To survive, this body teaches me to listen, m'efforce à comprendre qu'il y a unité et qu'il suffit d'y adhérer. I learn through the messages that come with skin. The heat of flesh, the fatigue of an optic nerve. Flashbulb memory distracts but my body survives by bringing me back here now with you, friend, with me, all of us making a whole.

When I am tuned in, I am in a state of flux, flowing, the river moulding its shape over the stones in the riverbed. Notice the ever present fire that pushes farther the inquiry curious into the ebb+flow of yes+no. Tuned in means listening, it's a sound metaphor and a physical practice. It's my love of self+other as all-there-is, the collective wisdom developed by shutting the fuck up and finding something below my workaway preoccupations. The flexible, changing truth.

When I am improvising, I feel alive. It's that daring to try something without any certainty about the results. It's the attempt. It's making it up from my gut sense of this-just-might-work. And so what if I fail? Failure is information; invest in failure. Devote time to making a million mistakes, and after years (measured however you'd like), something will change, energy will make itself known as true. Therein is the fundamental consciousness.

Describe a sound, or a movement, or an intersection of Sound+Movement: I am laying on the floor outside the circle of emerald lights, my eyes closed. Warp Zone 7 is happening. People are giving it their all on the dance floor. I can tell, because each landing or heavy step sends a ripple through the wood. Ripple like an emerald wave, I feel the floor fall and rise beneath me, and hear THUMP THUMP of bodies jumping. The hard wood falls away and comes up to meet me even while my contact remains steady.

Describe a moment of impact: Jumping off a swing into a roll I don't know if I'll manage and somehow I make it out the other side but not without the head's awkward tuck not quite flexible enough to get out of the way, so as I hit the playground's wood-chip covered ground I do not get my body into the shape and I come out the other side with a silent ringing in me. The impact's vibration resonating through the spinal column. Next day, tension in the neck reveals near head-ache and just the right stretches to alleviate the pain. Plow--gravity does the work.
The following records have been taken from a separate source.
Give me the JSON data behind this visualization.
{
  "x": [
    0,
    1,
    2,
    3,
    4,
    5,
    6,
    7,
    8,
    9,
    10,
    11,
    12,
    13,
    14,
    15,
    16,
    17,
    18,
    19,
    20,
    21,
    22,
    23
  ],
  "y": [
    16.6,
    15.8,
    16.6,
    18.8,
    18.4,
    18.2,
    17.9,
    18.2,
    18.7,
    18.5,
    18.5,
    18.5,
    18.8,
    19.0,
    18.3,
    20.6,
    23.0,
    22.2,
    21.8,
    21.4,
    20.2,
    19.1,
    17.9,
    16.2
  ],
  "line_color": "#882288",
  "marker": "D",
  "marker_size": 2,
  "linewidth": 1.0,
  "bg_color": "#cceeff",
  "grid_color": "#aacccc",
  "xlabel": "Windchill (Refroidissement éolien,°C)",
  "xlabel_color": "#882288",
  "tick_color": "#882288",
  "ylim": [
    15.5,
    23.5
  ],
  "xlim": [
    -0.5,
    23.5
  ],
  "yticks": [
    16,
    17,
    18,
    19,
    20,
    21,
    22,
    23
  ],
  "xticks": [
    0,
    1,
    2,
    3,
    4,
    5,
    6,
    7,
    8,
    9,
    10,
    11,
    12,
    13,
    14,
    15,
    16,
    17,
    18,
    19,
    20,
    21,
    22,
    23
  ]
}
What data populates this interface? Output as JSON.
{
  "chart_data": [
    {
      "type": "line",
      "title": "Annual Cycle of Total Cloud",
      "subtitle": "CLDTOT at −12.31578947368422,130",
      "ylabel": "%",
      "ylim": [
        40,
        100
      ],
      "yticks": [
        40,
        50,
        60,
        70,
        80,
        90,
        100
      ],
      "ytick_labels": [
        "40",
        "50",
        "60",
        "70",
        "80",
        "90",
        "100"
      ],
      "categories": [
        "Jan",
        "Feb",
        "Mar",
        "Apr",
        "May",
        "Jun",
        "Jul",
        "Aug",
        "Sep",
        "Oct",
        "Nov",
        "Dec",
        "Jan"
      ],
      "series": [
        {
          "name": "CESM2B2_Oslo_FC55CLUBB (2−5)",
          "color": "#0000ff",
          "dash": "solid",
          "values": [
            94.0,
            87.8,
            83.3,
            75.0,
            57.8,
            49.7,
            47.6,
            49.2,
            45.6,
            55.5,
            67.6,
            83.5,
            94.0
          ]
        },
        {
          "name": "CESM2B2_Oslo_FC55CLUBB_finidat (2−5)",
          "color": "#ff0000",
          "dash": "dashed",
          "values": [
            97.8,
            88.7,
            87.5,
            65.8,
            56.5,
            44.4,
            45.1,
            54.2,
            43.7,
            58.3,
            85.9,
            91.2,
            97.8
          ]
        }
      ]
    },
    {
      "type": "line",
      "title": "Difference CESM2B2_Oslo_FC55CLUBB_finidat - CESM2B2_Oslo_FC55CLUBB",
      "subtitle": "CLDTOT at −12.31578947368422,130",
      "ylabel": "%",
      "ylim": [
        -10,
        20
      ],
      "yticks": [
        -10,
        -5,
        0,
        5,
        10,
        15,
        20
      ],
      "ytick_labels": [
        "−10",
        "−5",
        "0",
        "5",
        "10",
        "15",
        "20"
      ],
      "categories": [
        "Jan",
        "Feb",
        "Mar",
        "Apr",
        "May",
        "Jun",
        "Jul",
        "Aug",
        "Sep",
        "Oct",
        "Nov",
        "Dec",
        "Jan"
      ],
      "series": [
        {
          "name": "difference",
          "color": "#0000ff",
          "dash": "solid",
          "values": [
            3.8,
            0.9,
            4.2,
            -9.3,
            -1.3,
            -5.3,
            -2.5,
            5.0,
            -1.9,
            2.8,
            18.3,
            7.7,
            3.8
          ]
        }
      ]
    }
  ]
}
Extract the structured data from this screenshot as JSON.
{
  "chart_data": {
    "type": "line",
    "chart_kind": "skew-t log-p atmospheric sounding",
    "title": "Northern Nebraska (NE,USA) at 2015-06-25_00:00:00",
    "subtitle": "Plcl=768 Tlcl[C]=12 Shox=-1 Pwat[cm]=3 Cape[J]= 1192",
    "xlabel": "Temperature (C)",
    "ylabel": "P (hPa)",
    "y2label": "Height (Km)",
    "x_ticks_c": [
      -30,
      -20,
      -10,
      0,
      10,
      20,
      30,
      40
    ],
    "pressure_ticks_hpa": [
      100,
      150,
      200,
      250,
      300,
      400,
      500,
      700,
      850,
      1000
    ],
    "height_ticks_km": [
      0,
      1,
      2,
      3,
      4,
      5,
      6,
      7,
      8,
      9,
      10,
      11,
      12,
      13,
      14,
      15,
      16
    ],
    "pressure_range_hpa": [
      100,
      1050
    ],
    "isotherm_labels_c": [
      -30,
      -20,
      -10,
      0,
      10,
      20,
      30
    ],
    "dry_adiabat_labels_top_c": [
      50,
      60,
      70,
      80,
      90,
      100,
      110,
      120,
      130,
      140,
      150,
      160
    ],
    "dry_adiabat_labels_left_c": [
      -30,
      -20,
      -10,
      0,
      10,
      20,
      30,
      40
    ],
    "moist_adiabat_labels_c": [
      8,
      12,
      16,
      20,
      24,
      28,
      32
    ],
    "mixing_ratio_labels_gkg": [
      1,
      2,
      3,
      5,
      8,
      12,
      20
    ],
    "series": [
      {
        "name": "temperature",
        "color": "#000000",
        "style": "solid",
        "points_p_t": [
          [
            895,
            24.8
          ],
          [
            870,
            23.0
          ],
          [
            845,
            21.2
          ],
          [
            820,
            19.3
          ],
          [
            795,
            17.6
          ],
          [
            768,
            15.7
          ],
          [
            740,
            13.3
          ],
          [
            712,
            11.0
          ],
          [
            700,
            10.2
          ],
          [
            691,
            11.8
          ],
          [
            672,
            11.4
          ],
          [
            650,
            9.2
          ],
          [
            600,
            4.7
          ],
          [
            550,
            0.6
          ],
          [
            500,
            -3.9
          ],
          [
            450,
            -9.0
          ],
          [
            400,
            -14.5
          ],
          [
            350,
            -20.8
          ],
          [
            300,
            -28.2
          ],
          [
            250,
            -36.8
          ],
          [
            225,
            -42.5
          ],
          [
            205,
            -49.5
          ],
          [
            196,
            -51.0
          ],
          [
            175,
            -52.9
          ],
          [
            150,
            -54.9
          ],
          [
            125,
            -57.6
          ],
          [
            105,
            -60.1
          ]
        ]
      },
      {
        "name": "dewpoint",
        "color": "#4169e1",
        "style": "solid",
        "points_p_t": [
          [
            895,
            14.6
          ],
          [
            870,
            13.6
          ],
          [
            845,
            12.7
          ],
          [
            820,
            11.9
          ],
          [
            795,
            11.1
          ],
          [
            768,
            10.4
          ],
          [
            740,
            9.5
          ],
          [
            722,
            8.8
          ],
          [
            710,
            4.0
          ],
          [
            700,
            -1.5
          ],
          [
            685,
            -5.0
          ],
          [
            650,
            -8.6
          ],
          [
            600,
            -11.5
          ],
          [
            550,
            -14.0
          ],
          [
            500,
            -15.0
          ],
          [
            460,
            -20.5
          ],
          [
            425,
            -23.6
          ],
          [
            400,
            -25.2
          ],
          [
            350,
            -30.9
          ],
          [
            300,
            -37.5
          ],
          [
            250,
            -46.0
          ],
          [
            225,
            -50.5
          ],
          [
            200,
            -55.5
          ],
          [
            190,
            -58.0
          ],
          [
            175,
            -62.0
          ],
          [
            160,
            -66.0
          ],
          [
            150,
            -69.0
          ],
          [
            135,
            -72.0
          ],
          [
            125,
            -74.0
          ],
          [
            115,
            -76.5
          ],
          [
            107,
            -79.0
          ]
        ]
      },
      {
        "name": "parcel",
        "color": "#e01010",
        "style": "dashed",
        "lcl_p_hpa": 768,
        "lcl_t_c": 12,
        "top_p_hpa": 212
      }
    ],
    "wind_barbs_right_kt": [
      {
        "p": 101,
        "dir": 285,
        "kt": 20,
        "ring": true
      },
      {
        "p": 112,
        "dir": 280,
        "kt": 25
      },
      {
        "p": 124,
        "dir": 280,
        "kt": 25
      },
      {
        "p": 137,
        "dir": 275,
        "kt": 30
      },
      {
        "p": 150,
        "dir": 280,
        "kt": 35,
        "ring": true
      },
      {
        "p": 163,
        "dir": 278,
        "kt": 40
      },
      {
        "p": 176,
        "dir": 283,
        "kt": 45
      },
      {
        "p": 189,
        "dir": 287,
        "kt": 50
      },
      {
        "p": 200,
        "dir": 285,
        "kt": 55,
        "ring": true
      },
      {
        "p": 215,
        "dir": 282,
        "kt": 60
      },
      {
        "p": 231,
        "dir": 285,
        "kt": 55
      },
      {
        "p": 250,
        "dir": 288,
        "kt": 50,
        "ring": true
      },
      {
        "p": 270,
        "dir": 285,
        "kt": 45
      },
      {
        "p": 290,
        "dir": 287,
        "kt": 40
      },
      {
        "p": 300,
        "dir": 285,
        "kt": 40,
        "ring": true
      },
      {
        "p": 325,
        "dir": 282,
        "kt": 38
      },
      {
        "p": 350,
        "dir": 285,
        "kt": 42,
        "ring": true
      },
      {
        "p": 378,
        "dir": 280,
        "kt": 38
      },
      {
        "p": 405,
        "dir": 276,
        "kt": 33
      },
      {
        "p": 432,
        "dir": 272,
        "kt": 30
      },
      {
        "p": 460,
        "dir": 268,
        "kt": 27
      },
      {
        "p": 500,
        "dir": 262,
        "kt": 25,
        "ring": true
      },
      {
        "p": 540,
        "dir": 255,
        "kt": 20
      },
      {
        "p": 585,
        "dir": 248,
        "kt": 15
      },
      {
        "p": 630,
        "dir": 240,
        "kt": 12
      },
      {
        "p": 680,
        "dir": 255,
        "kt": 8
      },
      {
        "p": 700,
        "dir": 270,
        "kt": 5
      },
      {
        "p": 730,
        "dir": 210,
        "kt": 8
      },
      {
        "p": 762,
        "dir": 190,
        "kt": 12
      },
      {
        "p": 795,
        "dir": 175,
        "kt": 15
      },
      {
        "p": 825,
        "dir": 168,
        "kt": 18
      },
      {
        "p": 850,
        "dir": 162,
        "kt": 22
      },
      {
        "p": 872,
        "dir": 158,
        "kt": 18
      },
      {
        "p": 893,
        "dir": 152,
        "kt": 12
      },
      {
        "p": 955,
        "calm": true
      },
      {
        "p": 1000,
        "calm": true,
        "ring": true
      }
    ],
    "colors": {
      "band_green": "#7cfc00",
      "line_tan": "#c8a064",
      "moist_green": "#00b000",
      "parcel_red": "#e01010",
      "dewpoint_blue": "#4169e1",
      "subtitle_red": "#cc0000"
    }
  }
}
Completion. It's a matter of course that the pendulum swings. What feels alive for me right now is the amazing essence of collaborative creation. We are together revolving around a star in some centrally lost corner of an imbricated universe. Big words where simple ones might suffice: Gratitude is the truth of being alive here, now, together. You and I and We create this joy together, new constellation bearing our collective name.

It took around 40 minutes for us all to read the 90-ish cards that were generated over the course of the week. Someone sat out, let us read their cards after. Some of us said "pass" at certain numbers.

My work with the Fountain delves into the embodiment of myths and stories through movement, connecting dance and storytelling. Participants explore conscious and unconscious patterns, engaging in shared inquiry, somatic practice, and guided reflection. My broader purpose is to help participants through individual processes of seeking liberation in a turbulent world.

This was the second iteration of the work. I am finding out more about themes of movement, collaboration, and self-awareness intertwined with storytelling, challenging personal assumptions, and fostering connections through a mythic perspective. I'm interested in deepening the exploration of conscious and unconscious patterns, engaging in shared inquiry, somatic practice, and guided reflection. This experimental journey, while not a technique class, melds well with technique, and encourages questioning and deeper exploration of movement's significance. The time spent reading aloud is rich with emotion.

I am deeply grateful for my collaborators, our participants, and the experience of the last week. Blessings to all.